Back in my hometown, a poisonous cloud had started spreading across the city. Everyone started to evacuate, but the resulting traffic jams meant I wasn’t able to get out of town fast enough. The poison got to me. It didn’t make me sick, though. It just made my butt itch. Like, really, really bad. The local clinic said my condition was too serious for them to treat. They suggested going to Japan for the cure.

The hospital in Japan was also a restaurant, and one of my friends was dining there with his girlfriend. The doctor took me to a side room, had me lie face down on a table, and proceeded to massage my butt. Yeah, I wasn’t very comfortable with this arrangement. Worse, the table had wheels and kept rolling into the dining hall. I was so embarrassed every time my friend looked up and saw me.

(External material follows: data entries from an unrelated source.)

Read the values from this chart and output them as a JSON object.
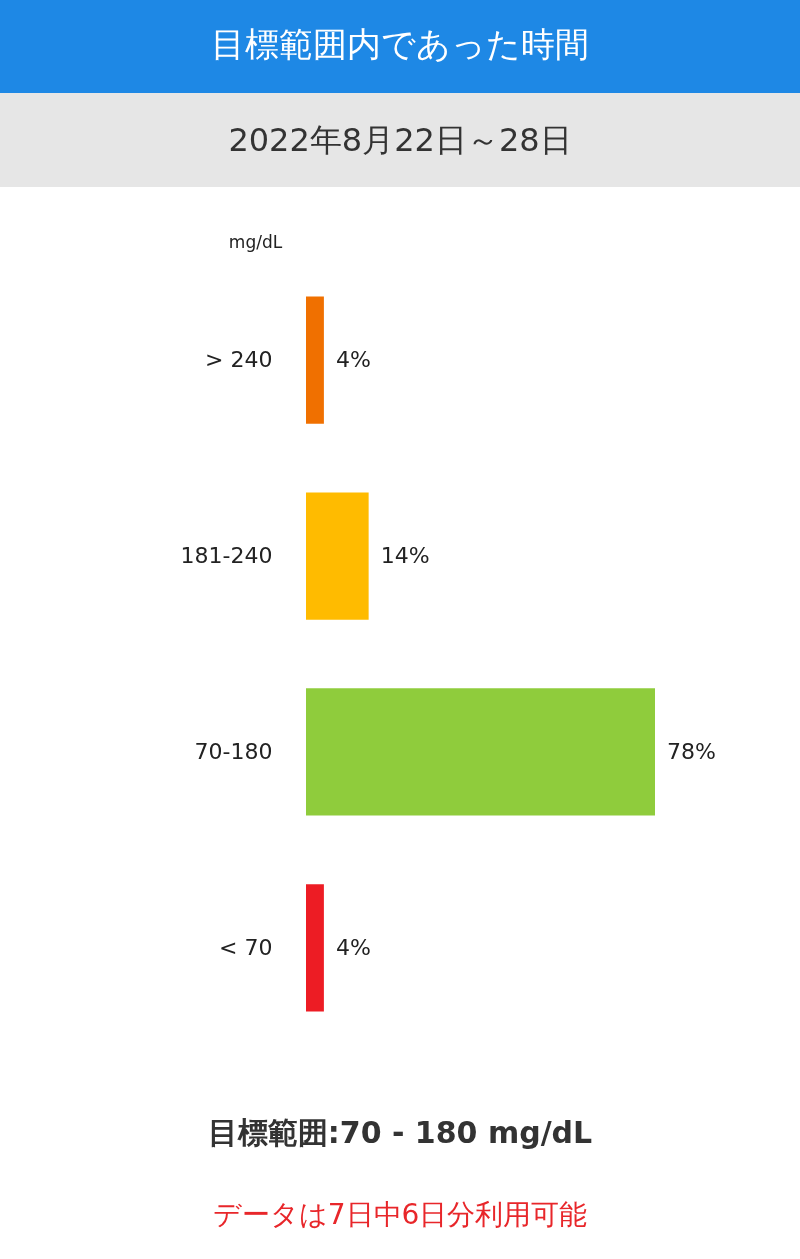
{
  "chart_data": {
    "type": "bar",
    "orientation": "horizontal",
    "title": "目標範囲内であった時間",
    "subtitle": "2022年8月22日～28日",
    "ylabel": "mg/dL",
    "categories": [
      "> 240",
      "181-240",
      "70-180",
      "< 70"
    ],
    "values": [
      4,
      14,
      78,
      4
    ],
    "colors": [
      "#f07000",
      "#ffbb00",
      "#8fcc3c",
      "#ed1c24"
    ],
    "value_labels": [
      "4%",
      "14%",
      "78%",
      "4%"
    ],
    "annotations": [
      "目標範囲:70 - 180 mg/dL",
      "データは7日中6日分利用可能"
    ]
  }
}
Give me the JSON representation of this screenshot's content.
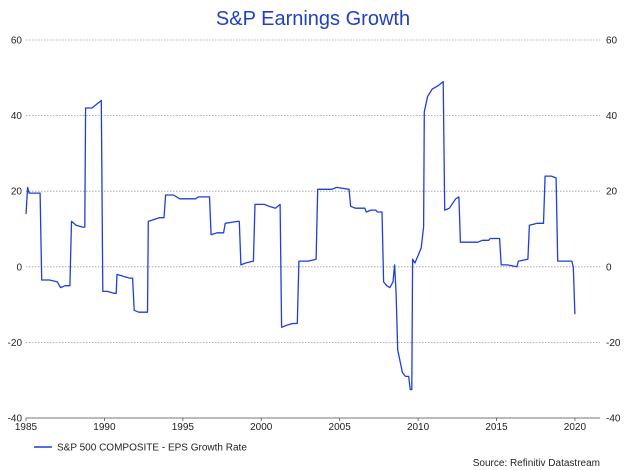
{
  "chart_data": {
    "type": "line",
    "title": "S&P Earnings Growth",
    "source": "Source: Refinitiv Datastream",
    "xlabel": "",
    "ylabel": "",
    "xlim": [
      1985,
      2021.6
    ],
    "ylim": [
      -40,
      60
    ],
    "x_ticks": [
      "1985",
      "1990",
      "1995",
      "2000",
      "2005",
      "2010",
      "2015",
      "2020"
    ],
    "y_ticks": [
      "60",
      "40",
      "20",
      "0",
      "-20",
      "-40"
    ],
    "grid": true,
    "legend_position": "bottom-left",
    "colors": {
      "series": "#1f3fdc",
      "title": "#1f3fc4"
    },
    "series": [
      {
        "name": "S&P 500 COMPOSITE - EPS Growth Rate",
        "points": [
          [
            1985.0,
            14
          ],
          [
            1985.1,
            21
          ],
          [
            1985.2,
            19.5
          ],
          [
            1985.5,
            19.5
          ],
          [
            1985.9,
            19.5
          ],
          [
            1986.0,
            -3.5
          ],
          [
            1986.5,
            -3.5
          ],
          [
            1987.0,
            -4
          ],
          [
            1987.2,
            -5.5
          ],
          [
            1987.5,
            -5
          ],
          [
            1987.8,
            -5
          ],
          [
            1987.9,
            12
          ],
          [
            1988.2,
            11
          ],
          [
            1988.6,
            10.5
          ],
          [
            1988.75,
            10.5
          ],
          [
            1988.8,
            42
          ],
          [
            1989.2,
            42
          ],
          [
            1989.5,
            43
          ],
          [
            1989.8,
            44
          ],
          [
            1989.9,
            -6.5
          ],
          [
            1990.2,
            -6.5
          ],
          [
            1990.6,
            -7
          ],
          [
            1990.75,
            -7
          ],
          [
            1990.8,
            -2
          ],
          [
            1991.2,
            -2.5
          ],
          [
            1991.6,
            -3
          ],
          [
            1991.8,
            -3
          ],
          [
            1991.9,
            -11.5
          ],
          [
            1992.2,
            -12
          ],
          [
            1992.75,
            -12
          ],
          [
            1992.8,
            12
          ],
          [
            1993.5,
            13
          ],
          [
            1993.8,
            13
          ],
          [
            1993.9,
            19
          ],
          [
            1994.4,
            19
          ],
          [
            1994.8,
            18
          ],
          [
            1995.0,
            18
          ],
          [
            1995.8,
            18
          ],
          [
            1996.0,
            18.5
          ],
          [
            1996.7,
            18.5
          ],
          [
            1996.8,
            8.5
          ],
          [
            1997.2,
            9
          ],
          [
            1997.6,
            9
          ],
          [
            1997.7,
            11.5
          ],
          [
            1998.5,
            12
          ],
          [
            1998.6,
            12
          ],
          [
            1998.7,
            0.5
          ],
          [
            1999.0,
            1
          ],
          [
            1999.5,
            1.5
          ],
          [
            1999.6,
            16.5
          ],
          [
            2000.2,
            16.5
          ],
          [
            2000.5,
            16
          ],
          [
            2000.9,
            15.5
          ],
          [
            2001.2,
            16.5
          ],
          [
            2001.3,
            -16
          ],
          [
            2001.6,
            -15.5
          ],
          [
            2002.0,
            -15
          ],
          [
            2002.3,
            -15
          ],
          [
            2002.4,
            1.5
          ],
          [
            2003.0,
            1.5
          ],
          [
            2003.5,
            2
          ],
          [
            2003.6,
            20.5
          ],
          [
            2004.0,
            20.5
          ],
          [
            2004.5,
            20.5
          ],
          [
            2004.8,
            21
          ],
          [
            2005.6,
            20.5
          ],
          [
            2005.7,
            16
          ],
          [
            2006.0,
            15.5
          ],
          [
            2006.6,
            15.5
          ],
          [
            2006.7,
            14.5
          ],
          [
            2007.0,
            15
          ],
          [
            2007.3,
            15
          ],
          [
            2007.4,
            14.5
          ],
          [
            2007.7,
            14.5
          ],
          [
            2007.8,
            -4
          ],
          [
            2008.0,
            -5
          ],
          [
            2008.2,
            -5.5
          ],
          [
            2008.4,
            -4
          ],
          [
            2008.5,
            0.5
          ],
          [
            2008.6,
            -7
          ],
          [
            2008.7,
            -22
          ],
          [
            2008.8,
            -24
          ],
          [
            2009.0,
            -28
          ],
          [
            2009.2,
            -29
          ],
          [
            2009.4,
            -29
          ],
          [
            2009.5,
            -32.5
          ],
          [
            2009.6,
            -32.5
          ],
          [
            2009.65,
            2
          ],
          [
            2009.8,
            1
          ],
          [
            2010.0,
            3
          ],
          [
            2010.2,
            5
          ],
          [
            2010.35,
            10.5
          ],
          [
            2010.4,
            41
          ],
          [
            2010.6,
            45
          ],
          [
            2010.9,
            47
          ],
          [
            2011.3,
            48
          ],
          [
            2011.6,
            49
          ],
          [
            2011.7,
            15
          ],
          [
            2012.0,
            15.5
          ],
          [
            2012.4,
            18
          ],
          [
            2012.6,
            18.5
          ],
          [
            2012.7,
            6.5
          ],
          [
            2013.2,
            6.5
          ],
          [
            2013.8,
            6.5
          ],
          [
            2014.1,
            7
          ],
          [
            2014.5,
            7
          ],
          [
            2014.6,
            7.5
          ],
          [
            2015.2,
            7.5
          ],
          [
            2015.3,
            0.5
          ],
          [
            2015.7,
            0.5
          ],
          [
            2016.3,
            0
          ],
          [
            2016.4,
            1.5
          ],
          [
            2017.0,
            2
          ],
          [
            2017.1,
            11
          ],
          [
            2017.6,
            11.5
          ],
          [
            2018.0,
            11.5
          ],
          [
            2018.1,
            24
          ],
          [
            2018.5,
            24
          ],
          [
            2018.8,
            23.5
          ],
          [
            2018.9,
            1.5
          ],
          [
            2019.5,
            1.5
          ],
          [
            2019.8,
            1.5
          ],
          [
            2019.9,
            0
          ],
          [
            2020.0,
            -12.5
          ]
        ]
      }
    ]
  }
}
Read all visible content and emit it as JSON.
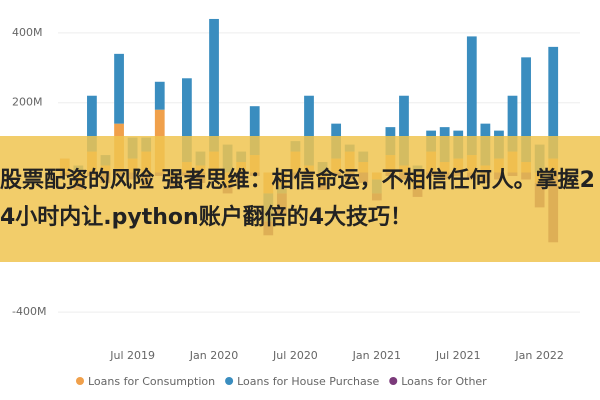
{
  "chart_data": {
    "type": "bar",
    "stacked": true,
    "categories": [
      null,
      null,
      null,
      null,
      null,
      "Jul 2019",
      null,
      null,
      null,
      null,
      null,
      "Jan 2020",
      null,
      null,
      null,
      null,
      null,
      "Jul 2020",
      null,
      null,
      null,
      null,
      null,
      "Jan 2021",
      null,
      null,
      null,
      null,
      null,
      "Jul 2021",
      null,
      null,
      null,
      null,
      null,
      "Jan 2022",
      null
    ],
    "series": [
      {
        "name": "Loans for Consumption",
        "color": "#f0a04b",
        "values": [
          40000000.0,
          -30000000.0,
          60000000.0,
          20000000.0,
          140000000.0,
          40000000.0,
          60000000.0,
          180000000.0,
          -20000000.0,
          30000000.0,
          20000000.0,
          60000000.0,
          -40000000.0,
          30000000.0,
          50000000.0,
          -60000000.0,
          -40000000.0,
          60000000.0,
          20000000.0,
          -30000000.0,
          40000000.0,
          60000000.0,
          30000000.0,
          -20000000.0,
          50000000.0,
          20000000.0,
          -40000000.0,
          60000000.0,
          30000000.0,
          40000000.0,
          50000000.0,
          20000000.0,
          40000000.0,
          60000000.0,
          30000000.0,
          -30000000.0,
          40000000.0
        ]
      },
      {
        "name": "Loans for House Purchase",
        "color": "#3a8dbf",
        "values": [
          0,
          20000000.0,
          160000000.0,
          30000000.0,
          200000000.0,
          60000000.0,
          40000000.0,
          80000000.0,
          10000000.0,
          240000000.0,
          40000000.0,
          380000000.0,
          80000000.0,
          30000000.0,
          140000000.0,
          -80000000.0,
          -20000000.0,
          30000000.0,
          200000000.0,
          30000000.0,
          100000000.0,
          20000000.0,
          30000000.0,
          -40000000.0,
          80000000.0,
          200000000.0,
          20000000.0,
          60000000.0,
          100000000.0,
          80000000.0,
          340000000.0,
          120000000.0,
          80000000.0,
          160000000.0,
          300000000.0,
          80000000.0,
          320000000.0
        ]
      },
      {
        "name": "Loans for Other",
        "color": "#7b3a7a",
        "values": [
          -10000000.0,
          -20000000.0,
          -10000000.0,
          -30000000.0,
          -10000000.0,
          -20000000.0,
          -40000000.0,
          -10000000.0,
          -20000000.0,
          -10000000.0,
          -30000000.0,
          -10000000.0,
          -20000000.0,
          -30000000.0,
          -10000000.0,
          -40000000.0,
          -60000000.0,
          -20000000.0,
          -10000000.0,
          -20000000.0,
          -10000000.0,
          -20000000.0,
          -30000000.0,
          -20000000.0,
          -10000000.0,
          -20000000.0,
          -30000000.0,
          -10000000.0,
          -20000000.0,
          -10000000.0,
          -20000000.0,
          -30000000.0,
          -20000000.0,
          -10000000.0,
          -20000000.0,
          -70000000.0,
          -200000000.0
        ]
      }
    ],
    "ylim": [
      -480000000.0,
      480000000.0
    ],
    "yticks": [
      {
        "value": 400000000.0,
        "label": "400M"
      },
      {
        "value": 200000000.0,
        "label": "200M"
      },
      {
        "value": -400000000.0,
        "label": "-400M"
      }
    ],
    "grid": true,
    "legend": "bottom"
  },
  "overlay": {
    "text": "股票配资的风险 强者思维：相信命运，不相信任何人。掌握24小时内让.python账户翻倍的4大技巧！"
  }
}
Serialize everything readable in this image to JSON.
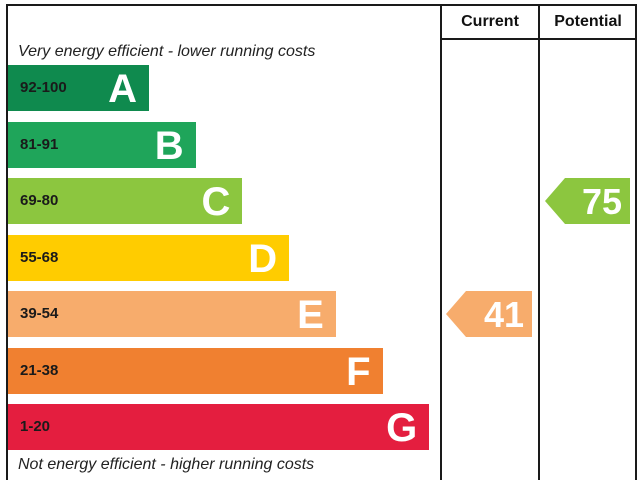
{
  "chart_data": {
    "type": "bar",
    "header": {
      "current": "Current",
      "potential": "Potential"
    },
    "top_caption": "Very energy efficient - lower running costs",
    "bottom_caption": "Not energy efficient - higher running costs",
    "bands": [
      {
        "letter": "A",
        "range": "92-100",
        "color": "#0f8a4e"
      },
      {
        "letter": "B",
        "range": "81-91",
        "color": "#1fa55a"
      },
      {
        "letter": "C",
        "range": "69-80",
        "color": "#8cc63f"
      },
      {
        "letter": "D",
        "range": "55-68",
        "color": "#ffcc00"
      },
      {
        "letter": "E",
        "range": "39-54",
        "color": "#f7ac6c"
      },
      {
        "letter": "F",
        "range": "21-38",
        "color": "#f08030"
      },
      {
        "letter": "G",
        "range": "1-20",
        "color": "#e41e3f"
      }
    ],
    "current": {
      "value": "41",
      "band": "E",
      "color": "#f7ac6c"
    },
    "potential": {
      "value": "75",
      "band": "C",
      "color": "#8cc63f"
    }
  }
}
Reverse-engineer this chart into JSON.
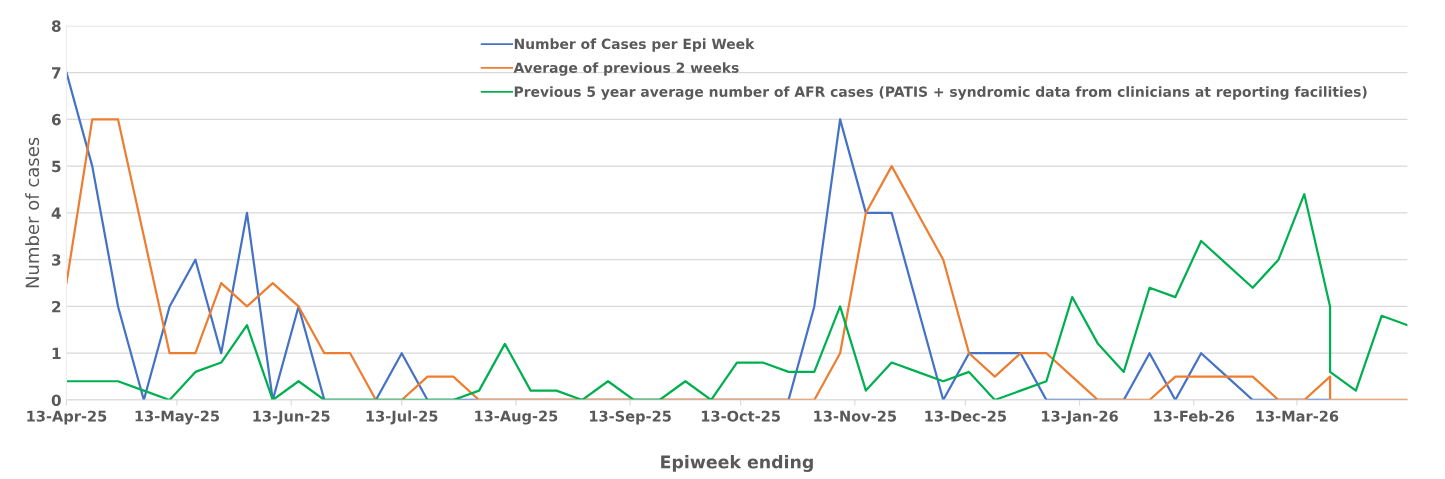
{
  "chart_data": {
    "type": "line",
    "xlabel": "Epiweek ending",
    "ylabel": "Number of cases",
    "xlim": [
      "2025-04-13",
      "2026-04-12"
    ],
    "xticks": [
      {
        "value": "2025-04-13",
        "label": "13-Apr-25"
      },
      {
        "value": "2025-05-13",
        "label": "13-May-25"
      },
      {
        "value": "2025-06-13",
        "label": "13-Jun-25"
      },
      {
        "value": "2025-07-13",
        "label": "13-Jul-25"
      },
      {
        "value": "2025-08-13",
        "label": "13-Aug-25"
      },
      {
        "value": "2025-09-13",
        "label": "13-Sep-25"
      },
      {
        "value": "2025-10-13",
        "label": "13-Oct-25"
      },
      {
        "value": "2025-11-13",
        "label": "13-Nov-25"
      },
      {
        "value": "2025-12-13",
        "label": "13-Dec-25"
      },
      {
        "value": "2026-01-13",
        "label": "13-Jan-26"
      },
      {
        "value": "2026-02-13",
        "label": "13-Feb-26"
      },
      {
        "value": "2026-03-13",
        "label": "13-Mar-26"
      }
    ],
    "ylim": [
      0,
      8
    ],
    "yticks": [
      0,
      1,
      2,
      3,
      4,
      5,
      6,
      7,
      8
    ],
    "grid": "y",
    "legend": "top",
    "marker": "none",
    "line_style": "solid",
    "series": [
      {
        "name": "Number of Cases per Epi Week",
        "color": "#4472c4",
        "x": [
          "2025-04-13",
          "2025-04-20",
          "2025-04-27",
          "2025-05-04",
          "2025-05-11",
          "2025-05-18",
          "2025-05-25",
          "2025-06-01",
          "2025-06-08",
          "2025-06-15",
          "2025-06-22",
          "2025-06-29",
          "2025-07-06",
          "2025-07-13",
          "2025-07-20",
          "2025-07-27",
          "2025-08-03",
          "2025-08-10",
          "2025-08-17",
          "2025-08-24",
          "2025-08-31",
          "2025-09-07",
          "2025-09-14",
          "2025-09-21",
          "2025-09-28",
          "2025-10-05",
          "2025-10-12",
          "2025-10-19",
          "2025-10-26",
          "2025-11-02",
          "2025-11-09",
          "2025-11-16",
          "2025-11-23",
          "2025-11-30",
          "2025-12-07",
          "2025-12-14",
          "2025-12-21",
          "2025-12-28",
          "2026-01-04",
          "2026-01-11",
          "2026-01-18",
          "2026-01-25",
          "2026-02-01",
          "2026-02-08",
          "2026-02-15",
          "2026-02-22",
          "2026-03-01",
          "2026-03-08",
          "2026-03-15",
          "2026-03-22"
        ],
        "values": [
          7,
          5,
          2,
          0,
          2,
          3,
          1,
          4,
          0,
          2,
          0,
          0,
          0,
          1,
          0,
          0,
          0,
          0,
          0,
          0,
          0,
          0,
          0,
          0,
          0,
          0,
          0,
          0,
          0,
          2,
          6,
          4,
          4,
          2,
          0,
          1,
          1,
          1,
          0,
          0,
          0,
          0,
          1,
          0,
          1,
          0.5,
          0,
          0,
          0,
          0
        ]
      },
      {
        "name": "Average of previous 2 weeks",
        "color": "#ed7d31",
        "x": [
          "2025-04-13",
          "2025-04-20",
          "2025-04-27",
          "2025-05-04",
          "2025-05-11",
          "2025-05-18",
          "2025-05-25",
          "2025-06-01",
          "2025-06-08",
          "2025-06-15",
          "2025-06-22",
          "2025-06-29",
          "2025-07-06",
          "2025-07-13",
          "2025-07-20",
          "2025-07-27",
          "2025-08-03",
          "2025-08-10",
          "2025-08-17",
          "2025-08-24",
          "2025-08-31",
          "2025-09-07",
          "2025-09-14",
          "2025-09-21",
          "2025-09-28",
          "2025-10-05",
          "2025-10-12",
          "2025-10-19",
          "2025-10-26",
          "2025-11-02",
          "2025-11-09",
          "2025-11-16",
          "2025-11-23",
          "2025-11-30",
          "2025-12-07",
          "2025-12-14",
          "2025-12-21",
          "2025-12-28",
          "2026-01-04",
          "2026-01-11",
          "2026-01-18",
          "2026-01-25",
          "2026-02-01",
          "2026-02-08",
          "2026-02-15",
          "2026-02-22",
          "2026-03-01",
          "2026-03-08",
          "2026-03-15",
          "2026-03-22",
          "2026-03-22",
          "2026-03-29",
          "2026-04-05",
          "2026-04-12"
        ],
        "values": [
          2.5,
          6,
          6,
          3.5,
          1,
          1,
          2.5,
          2,
          2.5,
          2,
          1,
          1,
          0,
          0,
          0.5,
          0.5,
          0,
          0,
          0,
          0,
          0,
          0,
          0,
          0,
          0,
          0,
          0,
          0,
          0,
          0,
          1,
          4,
          5,
          4,
          3,
          1,
          0.5,
          1,
          1,
          0.5,
          0,
          0,
          0,
          0.5,
          0.5,
          0.5,
          0.5,
          0,
          0,
          0.5,
          0,
          0,
          0,
          0
        ]
      },
      {
        "name": "Previous 5 year average number of AFR cases (PATIS + syndromic data from clinicians at reporting facilities)",
        "color": "#00b050",
        "x": [
          "2025-04-13",
          "2025-04-20",
          "2025-04-27",
          "2025-05-04",
          "2025-05-11",
          "2025-05-18",
          "2025-05-25",
          "2025-06-01",
          "2025-06-08",
          "2025-06-15",
          "2025-06-22",
          "2025-06-29",
          "2025-07-06",
          "2025-07-13",
          "2025-07-20",
          "2025-07-27",
          "2025-08-03",
          "2025-08-10",
          "2025-08-17",
          "2025-08-24",
          "2025-08-31",
          "2025-09-07",
          "2025-09-14",
          "2025-09-21",
          "2025-09-28",
          "2025-10-05",
          "2025-10-12",
          "2025-10-19",
          "2025-10-26",
          "2025-11-02",
          "2025-11-09",
          "2025-11-16",
          "2025-11-23",
          "2025-11-30",
          "2025-12-07",
          "2025-12-14",
          "2025-12-21",
          "2025-12-28",
          "2026-01-04",
          "2026-01-11",
          "2026-01-18",
          "2026-01-25",
          "2026-02-01",
          "2026-02-08",
          "2026-02-15",
          "2026-02-22",
          "2026-03-01",
          "2026-03-08",
          "2026-03-15",
          "2026-03-22",
          "2026-03-22",
          "2026-03-29",
          "2026-04-05",
          "2026-04-12"
        ],
        "values": [
          0.4,
          0.4,
          0.4,
          0.2,
          0,
          0.6,
          0.8,
          1.6,
          0,
          0.4,
          0,
          0,
          0,
          0,
          0,
          0,
          0.2,
          1.2,
          0.2,
          0.2,
          0,
          0.4,
          0,
          0,
          0.4,
          0,
          0.8,
          0.8,
          0.6,
          0.6,
          2,
          0.2,
          0.8,
          0.6,
          0.4,
          0.6,
          0,
          0.2,
          0.4,
          2.2,
          1.2,
          0.6,
          2.4,
          2.2,
          3.4,
          2.9,
          2.4,
          3,
          4.4,
          2,
          0.6,
          0.2,
          1.8,
          1.6
        ]
      }
    ]
  }
}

Before the “treatment” was complete, though, a stone golem came to the restaurant, looking for my friend. Apparently, my friend had helped the golem book a flight out of the country and was supposed to escort him to the US. Today. Right now. Naturally, my friend no longer wanted to go, because he was on a date. He asked me to take his place. The golem and I returned to the US.

Home again, I found that my sister had been murdered by an assassin (who was also a friend of mine). My family was worried the assassin would come back to kill the rest of us. We boarded up our house and looked extensively for any secret entrances we didn’t know about. Then the doorbell rang. It was the assassin’s sister, saying she wanted to have a sleep over.